Séance du
vendredi 20 novembre 1998 à
17h
54e
législature -
2e
année -
1re
session -
51e
séance
R 389
EXPOSÉ DES MOTIFS
Il n'est pas nécessaire d'exposer ici en long et en large les motifs pour lesquels cette résolution est déposée ce soir en urgence, il nous suffit en effet à toutes et à tous de lire la lettre bouleversante de Mme Azra Ramic qui a été adressée à tous les députéEs par l'entremise de l'EPER (Entraide Protestante) et de rappeler que, pour les quatre enfants qui y ont vécu pendant quatre ans, leur véritable maison est à Versoix.
La famille Ramic ne demande aucune aide financière, elle dispose de sa propre voiture pour rentrer à Genève et peut entièrement s'assumer une fois de retour ici. De nombreuses personnes se sont déjà déclarées prêtes à se porter garantes de cette famille. La paroisse de Versoix s'engage par ailleurs à rembourser à l'Etat la totalité du montant qui avait été déboursé comme "; aide au départ ".

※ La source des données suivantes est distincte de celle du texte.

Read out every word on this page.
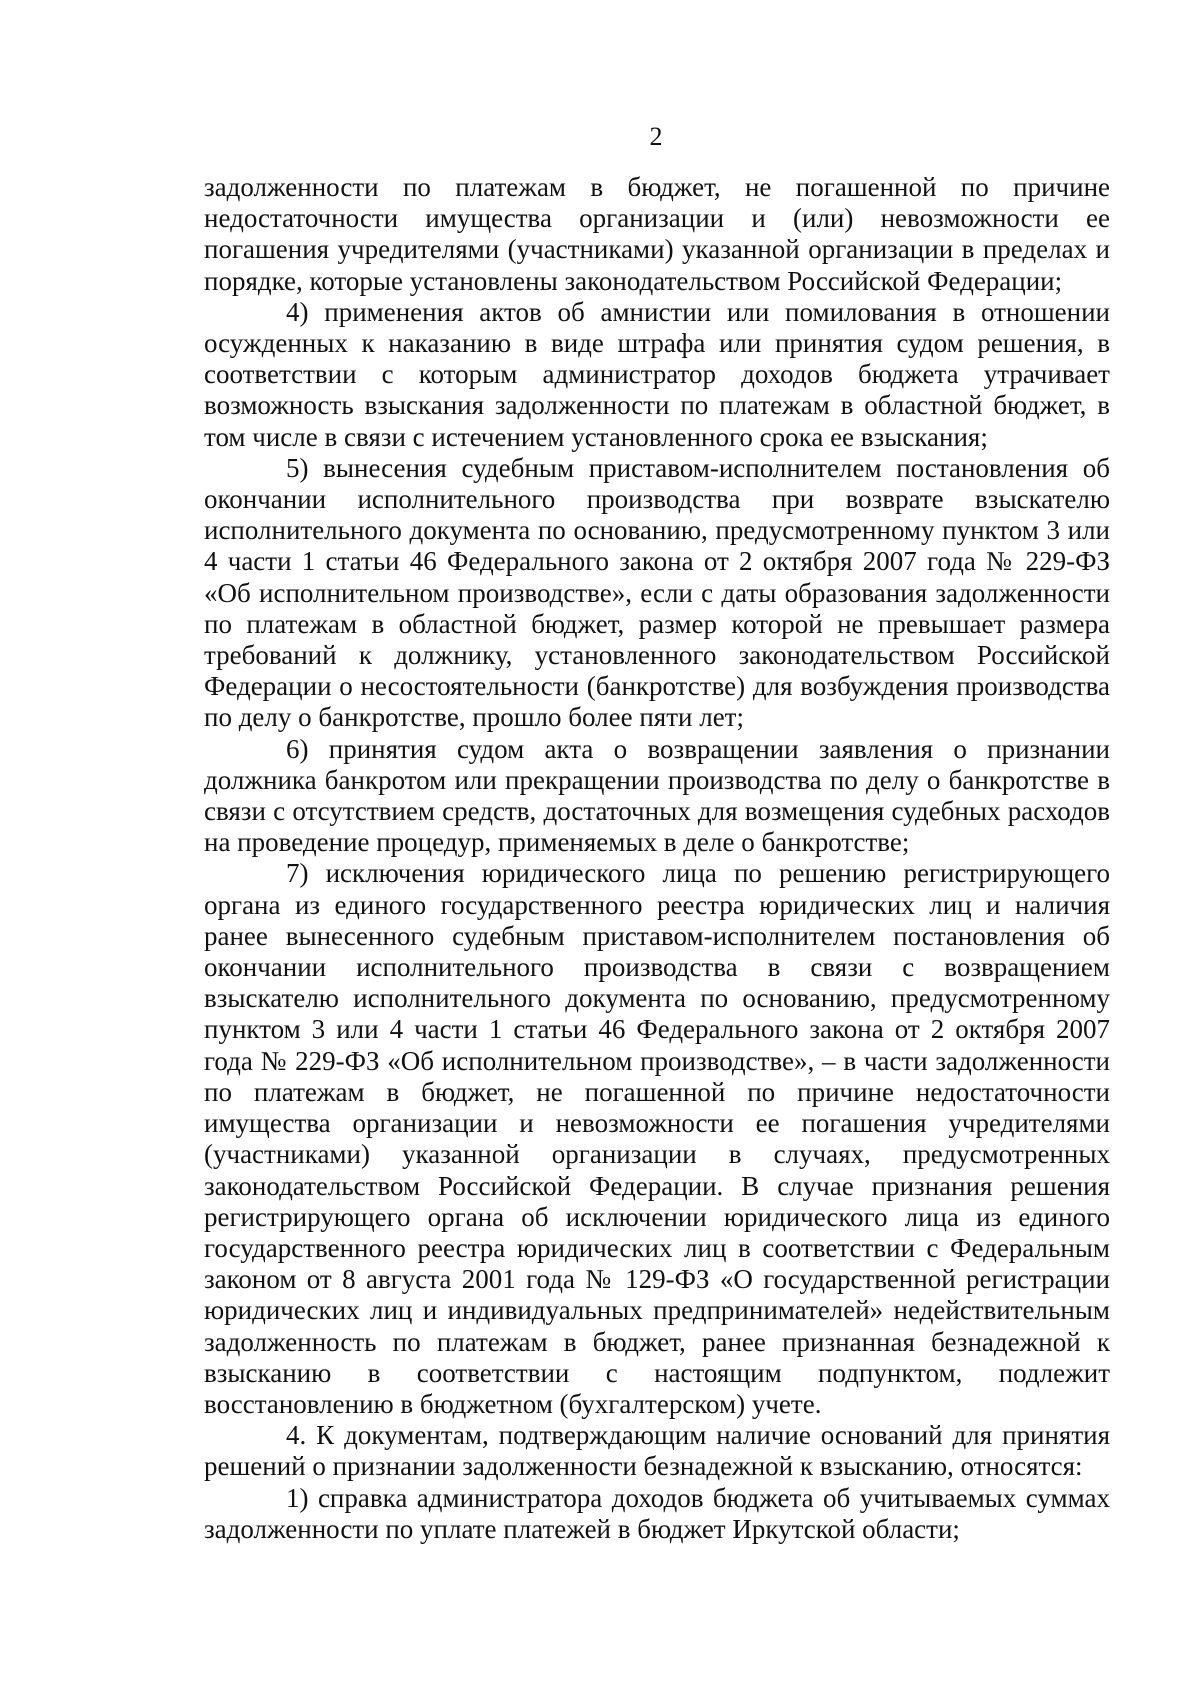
2

задолженности по платежам в бюджет, не погашенной по причине недостаточности имущества организации и (или) невозможности ее погашения учредителями (участниками) указанной организации в пределах и порядке, которые установлены законодательством Российской Федерации;

4) применения актов об амнистии или помилования в отношении осужденных к наказанию в виде штрафа или принятия судом решения, в соответствии с которым администратор доходов бюджета утрачивает возможность взыскания задолженности по платежам в областной бюджет, в том числе в связи с истечением установленного срока ее взыскания;

5) вынесения судебным приставом-исполнителем постановления об окончании исполнительного производства при возврате взыскателю исполнительного документа по основанию, предусмотренному пунктом 3 или 4 части 1 статьи 46 Федерального закона от 2 октября 2007 года № 229-ФЗ «Об исполнительном производстве», если с даты образования задолженности по платежам в областной бюджет, размер которой не превышает размера требований к должнику, установленного законодательством Российской Федерации о несостоятельности (банкротстве) для возбуждения производства по делу о банкротстве, прошло более пяти лет;

6) принятия судом акта о возвращении заявления о признании должника банкротом или прекращении производства по делу о банкротстве в связи с отсутствием средств, достаточных для возмещения судебных расходов на проведение процедур, применяемых в деле о банкротстве;

7) исключения юридического лица по решению регистрирующего органа из единого государственного реестра юридических лиц и наличия ранее вынесенного судебным приставом-исполнителем постановления об окончании исполнительного производства в связи с возвращением взыскателю исполнительного документа по основанию, предусмотренному пунктом 3 или 4 части 1 статьи 46 Федерального закона от 2 октября 2007 года № 229-ФЗ «Об исполнительном производстве», – в части задолженности по платежам в бюджет, не погашенной по причине недостаточности имущества организации и невозможности ее погашения учредителями (участниками) указанной организации в случаях, предусмотренных законодательством Российской Федерации. В случае признания решения регистрирующего органа об исключении юридического лица из единого государственного реестра юридических лиц в соответствии с Федеральным законом от 8 августа 2001 года № 129-ФЗ «О государственной регистрации юридических лиц и индивидуальных предпринимателей» недействительным задолженность по платежам в бюджет, ранее признанная безнадежной к взысканию в соответствии с настоящим подпунктом, подлежит восстановлению в бюджетном (бухгалтерском) учете.

4. К документам, подтверждающим наличие оснований для принятия решений о признании задолженности безнадежной к взысканию, относятся:

1) справка администратора доходов бюджета об учитываемых суммах задолженности по уплате платежей в бюджет Иркутской области;
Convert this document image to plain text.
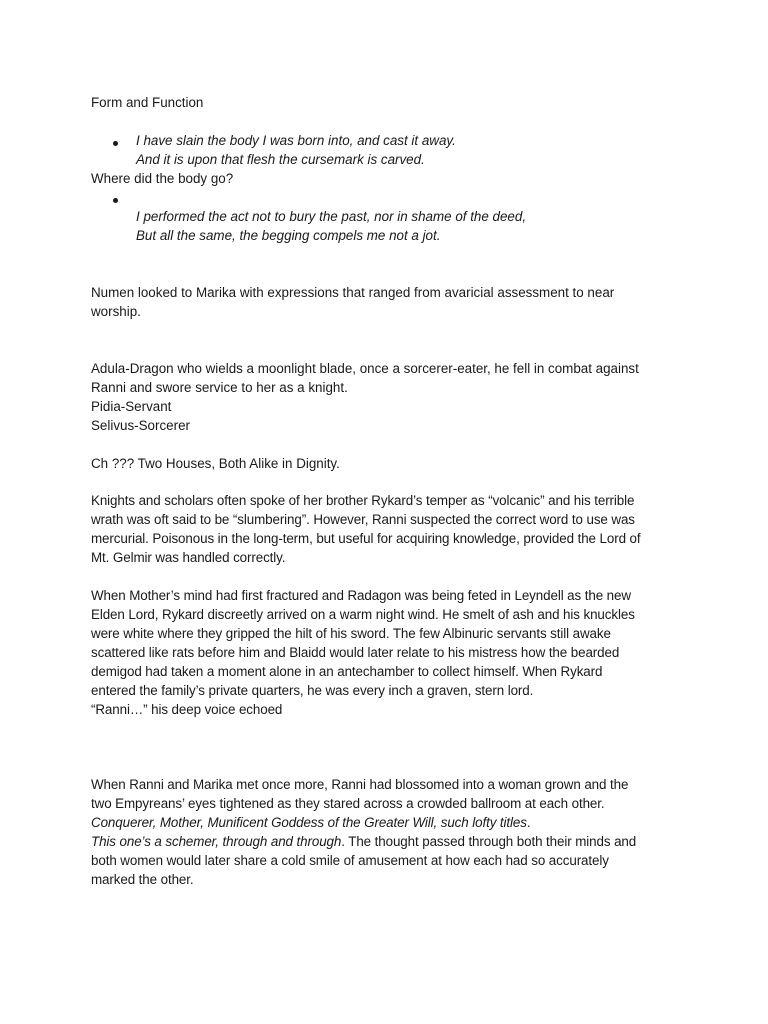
Form and Function
I have slain the body I was born into, and cast it away.
And it is upon that flesh the cursemark is carved.
Where did the body go?
I performed the act not to bury the past, nor in shame of the deed,
But all the same, the begging compels me not a jot.
Numen looked to Marika with expressions that ranged from avaricial assessment to near
worship.
Adula-Dragon who wields a moonlight blade, once a sorcerer-eater, he fell in combat against
Ranni and swore service to her as a knight.
Pidia-Servant
Selivus-Sorcerer
Ch ??? Two Houses, Both Alike in Dignity.
Knights and scholars often spoke of her brother Rykard’s temper as “volcanic” and his terrible
wrath was oft said to be “slumbering”. However, Ranni suspected the correct word to use was
mercurial. Poisonous in the long-term, but useful for acquiring knowledge, provided the Lord of
Mt. Gelmir was handled correctly.
When Mother’s mind had first fractured and Radagon was being feted in Leyndell as the new
Elden Lord, Rykard discreetly arrived on a warm night wind. He smelt of ash and his knuckles
were white where they gripped the hilt of his sword. The few Albinuric servants still awake
scattered like rats before him and Blaidd would later relate to his mistress how the bearded
demigod had taken a moment alone in an antechamber to collect himself. When Rykard
entered the family’s private quarters, he was every inch a graven, stern lord.
“Ranni…” his deep voice echoed
When Ranni and Marika met once more, Ranni had blossomed into a woman grown and the
two Empyreans’ eyes tightened as they stared across a crowded ballroom at each other.
Conquerer, Mother, Munificent Goddess of the Greater Will, such lofty titles.
This one’s a schemer, through and through. The thought passed through both their minds and
both women would later share a cold smile of amusement at how each had so accurately
marked the other.
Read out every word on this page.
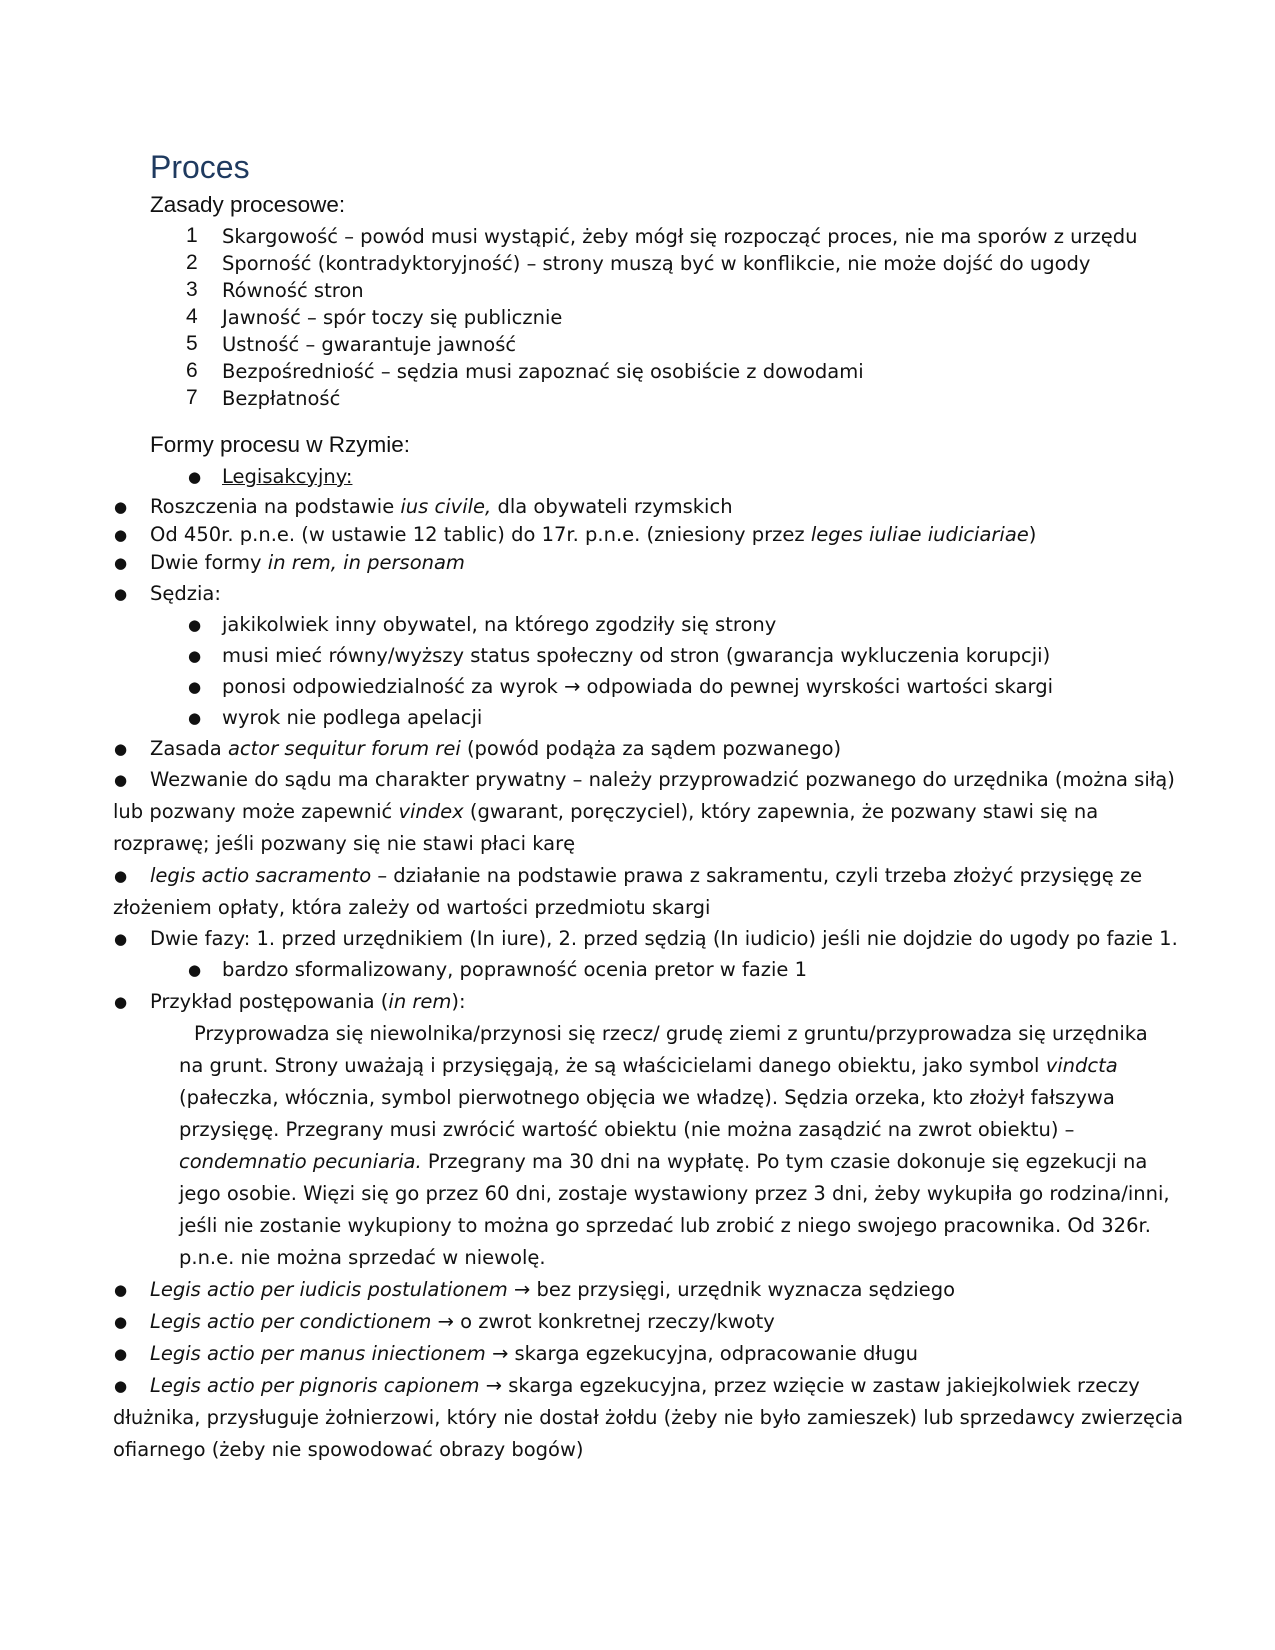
Proces
Zasady procesowe:
1	Skargowość – powód musi wystąpić, żeby mógł się rozpocząć proces, nie ma sporów z urzędu
2	Sporność (kontradyktoryjność) – strony muszą być w konflikcie, nie może dojść do ugody
3	Równość stron
4	Jawność – spór toczy się publicznie
5	Ustność – gwarantuje jawność
6	Bezpośredniość – sędzia musi zapoznać się osobiście z dowodami
7	Bezpłatność
Formy procesu w Rzymie:
● Legisakcyjny:
● Roszczenia na podstawie ius civile, dla obywateli rzymskich
● Od 450r. p.n.e. (w ustawie 12 tablic) do 17r. p.n.e. (zniesiony przez leges iuliae iudiciariae)
● Dwie formy in rem, in personam
● Sędzia:
● jakikolwiek inny obywatel, na którego zgodziły się strony
● musi mieć równy/wyższy status społeczny od stron (gwarancja wykluczenia korupcji)
● ponosi odpowiedzialność za wyrok → odpowiada do pewnej wyrskości wartości skargi
● wyrok nie podlega apelacji
● Zasada actor sequitur forum rei (powód podąża za sądem pozwanego)
● Wezwanie do sądu ma charakter prywatny – należy przyprowadzić pozwanego do urzędnika (można siłą)
lub pozwany może zapewnić vindex (gwarant, poręczyciel), który zapewnia, że pozwany stawi się na
rozprawę; jeśli pozwany się nie stawi płaci karę
● legis actio sacramento – działanie na podstawie prawa z sakramentu, czyli trzeba złożyć przysięgę ze
złożeniem opłaty, która zależy od wartości przedmiotu skargi
● Dwie fazy: 1. przed urzędnikiem (In iure), 2. przed sędzią (In iudicio) jeśli nie dojdzie do ugody po fazie 1.
● bardzo sformalizowany, poprawność ocenia pretor w fazie 1
● Przykład postępowania (in rem):
Przyprowadza się niewolnika/przynosi się rzecz/ grudę ziemi z gruntu/przyprowadza się urzędnika
na grunt. Strony uważają i przysięgają, że są właścicielami danego obiektu, jako symbol vindcta
(pałeczka, włócznia, symbol pierwotnego objęcia we władzę). Sędzia orzeka, kto złożył fałszywa
przysięgę. Przegrany musi zwrócić wartość obiektu (nie można zasądzić na zwrot obiektu) –
condemnatio pecuniaria. Przegrany ma 30 dni na wypłatę. Po tym czasie dokonuje się egzekucji na
jego osobie. Więzi się go przez 60 dni, zostaje wystawiony przez 3 dni, żeby wykupiła go rodzina/inni,
jeśli nie zostanie wykupiony to można go sprzedać lub zrobić z niego swojego pracownika. Od 326r.
p.n.e. nie można sprzedać w niewolę.
● Legis actio per iudicis postulationem → bez przysięgi, urzędnik wyznacza sędziego
● Legis actio per condictionem → o zwrot konkretnej rzeczy/kwoty
● Legis actio per manus iniectionem → skarga egzekucyjna, odpracowanie długu
● Legis actio per pignoris capionem → skarga egzekucyjna, przez wzięcie w zastaw jakiejkolwiek rzeczy
dłużnika, przysługuje żołnierzowi, który nie dostał żołdu (żeby nie było zamieszek) lub sprzedawcy zwierzęcia
ofiarnego (żeby nie spowodować obrazy bogów)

Les Bosniaques ont été dupés par cette illusoire ";aide au départ" attribuée par la Confédération. La démonstration de l'échec catastrophique du rapatriement dans leur pays d'origine de la famille Ramic, rapatriement pourtant "; garanti depuis la Suisse ", nous oblige à les aider par une solution rapide, digne de notre responsabilité et de notre devoir d'assistance. Il y a eu abus de confiance, à nous de réparer cette inhumanité en leur donnant sans plus tarder le droit de séjourner en Suisse sans restriction aucune, par l'octroi d'un permis de séjour ou d'un permis B humanitaire.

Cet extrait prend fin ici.